The unfortunate truth of life is that our efforts aren’t always rewarded, at least not in the sense that we might expect. The fortunate truth of life is that there are times a complete lack of effort can still bring us prosperity. I’m not talking about yin and yangs, ebbs and flows, or Adam Sandler movies in the 90’s and every Adam Sandler movie since.
I’m talking about the nature of effort itself. We can try to squeeze every drop of our comeuppance from the effort we put in, but effort is not a consistently exchanged commodity, and therein lies the danger in tying expectations to it.
If effort was uniformly rewarded, the hardest working sports team would always win, the person who stayed late would always get the raises, and the girl would always orgasm for doing that freaky sexy thang with her hips.
The world would simply reward those who deserved it and be objectively “fair.”
We’ve all heard people say “life isn’t fair,” though, and it’s typically being said in one of two scenarios:
- A parent explaining to a child that even though Timmy’s parents got him a Sega Genesis, he wouldn’t be getting one. Further, he shouldn’t be upset when things like this happen because life isn’t always fair.
- That same parent complaining to his wife that Greg got the promotion that should have been his, and because of that, life isn’t fair.

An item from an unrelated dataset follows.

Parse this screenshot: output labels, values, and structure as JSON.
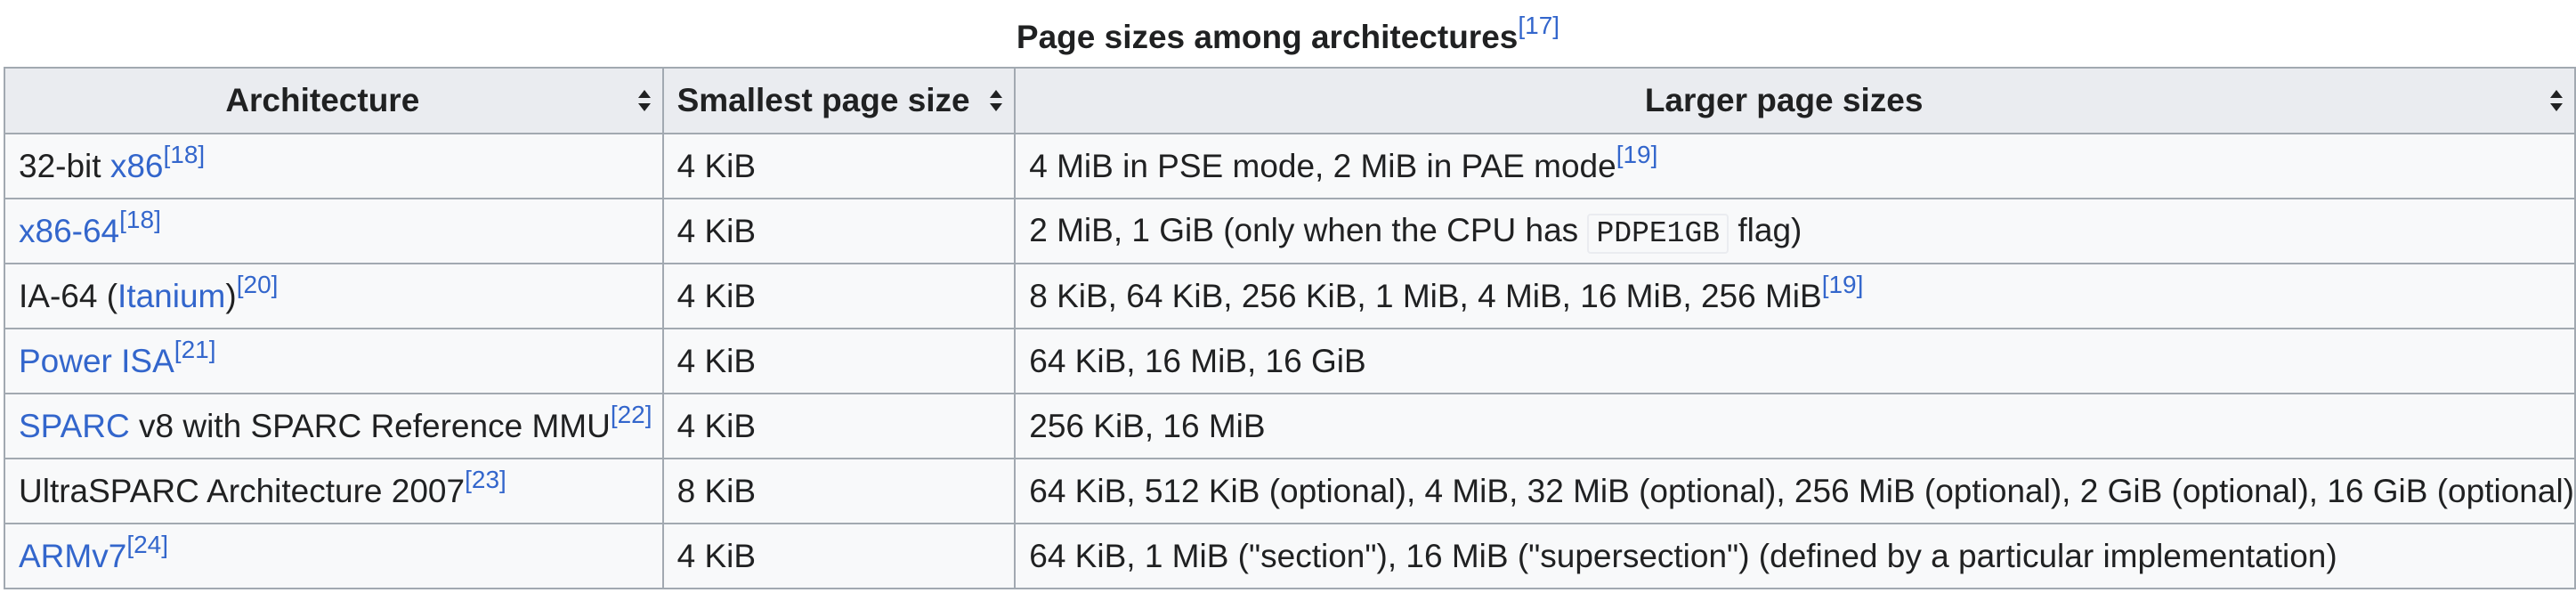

The running theme is thinking that we should be owed something for our efforts. This happens when we compare our expected rewards with how other people are rewarded. The child in the example above didn’t put in any effort to warrant a Sega Genesis from his parents, but neither did Timmy. The parent allegedly put in more effort than Greg at work, but didn’t get the promotion.

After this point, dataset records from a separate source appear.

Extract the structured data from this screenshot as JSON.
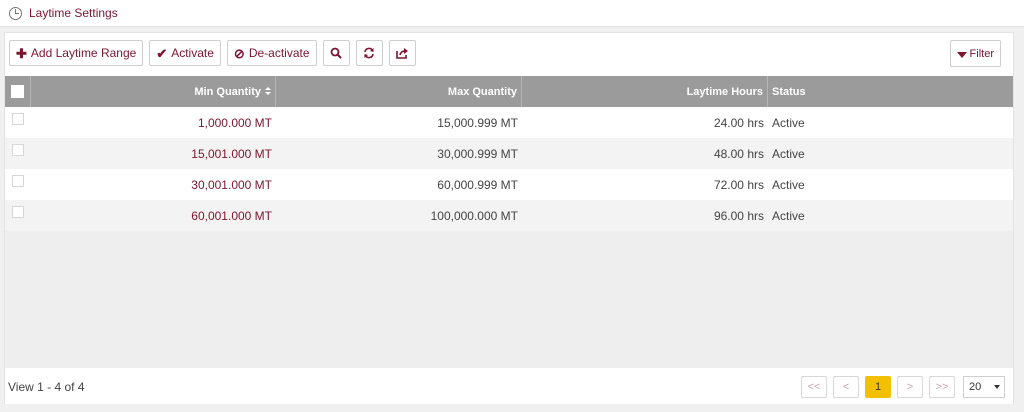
{
  "page": {
    "title": "Laytime Settings"
  },
  "toolbar": {
    "add_label": "Add Laytime Range",
    "activate_label": "Activate",
    "deactivate_label": "De-activate",
    "filter_label": "Filter"
  },
  "grid": {
    "columns": {
      "min": "Min Quantity",
      "max": "Max Quantity",
      "hours": "Laytime Hours",
      "status": "Status"
    },
    "rows": [
      {
        "min": "1,000.000 MT",
        "max": "15,000.999 MT",
        "hours": "24.00 hrs",
        "status": "Active"
      },
      {
        "min": "15,001.000 MT",
        "max": "30,000.999 MT",
        "hours": "48.00 hrs",
        "status": "Active"
      },
      {
        "min": "30,001.000 MT",
        "max": "60,000.999 MT",
        "hours": "72.00 hrs",
        "status": "Active"
      },
      {
        "min": "60,001.000 MT",
        "max": "100,000.000 MT",
        "hours": "96.00 hrs",
        "status": "Active"
      }
    ]
  },
  "footer": {
    "view_text": "View 1 - 4 of 4",
    "first": "<<",
    "prev": "<",
    "page": "1",
    "next": ">",
    "last": ">>",
    "page_size": "20"
  },
  "icons": {
    "header": "clock-icon",
    "add": "plus-icon",
    "activate": "check-icon",
    "deactivate": "ban-icon",
    "search": "search-icon",
    "refresh": "refresh-icon",
    "export": "export-icon",
    "filter": "funnel-icon"
  },
  "colors": {
    "accent": "#7a1630",
    "grid_header": "#9b9b9b",
    "current_page": "#f3c000"
  }
}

Effort never has been, and never will be, consistently valued, yet over time we’ve bastardized “effort” to be correlated with whether life is or isn’t fair.
I’ll note that effort is typically required for compensation. Marrying an old wrinkly rich man or woman might seem like a work around, but typically this scenario yields a certain type of fruit (big ass houses) while requiring exceptional effort (sexing old people). Anna Nicole Smith married a billionaire and many thought her road to riches wasn’t fair compared to the road they had to travel to mediocrity.
In fact her road was probably hard…then soft, then hard again, then soft again, and then followed by a shame shower.
Studying for an exam only means that you’ll hopefully be rewarded more than had you not. It doesn’t mean you’ll score better than Michelle who didn’t study at all. Michelle is smart as fuck.
If we can stop valuing our effort based on a comparison of our peers, we can start valuing our effort for the effort itself. Fittingly, it’ll take effort to change this mentality, but maybe we can squeeze more out of ourselves as a result.
The world may or may not be waiting to reward us for our efforts, and that will always have to be enough to try.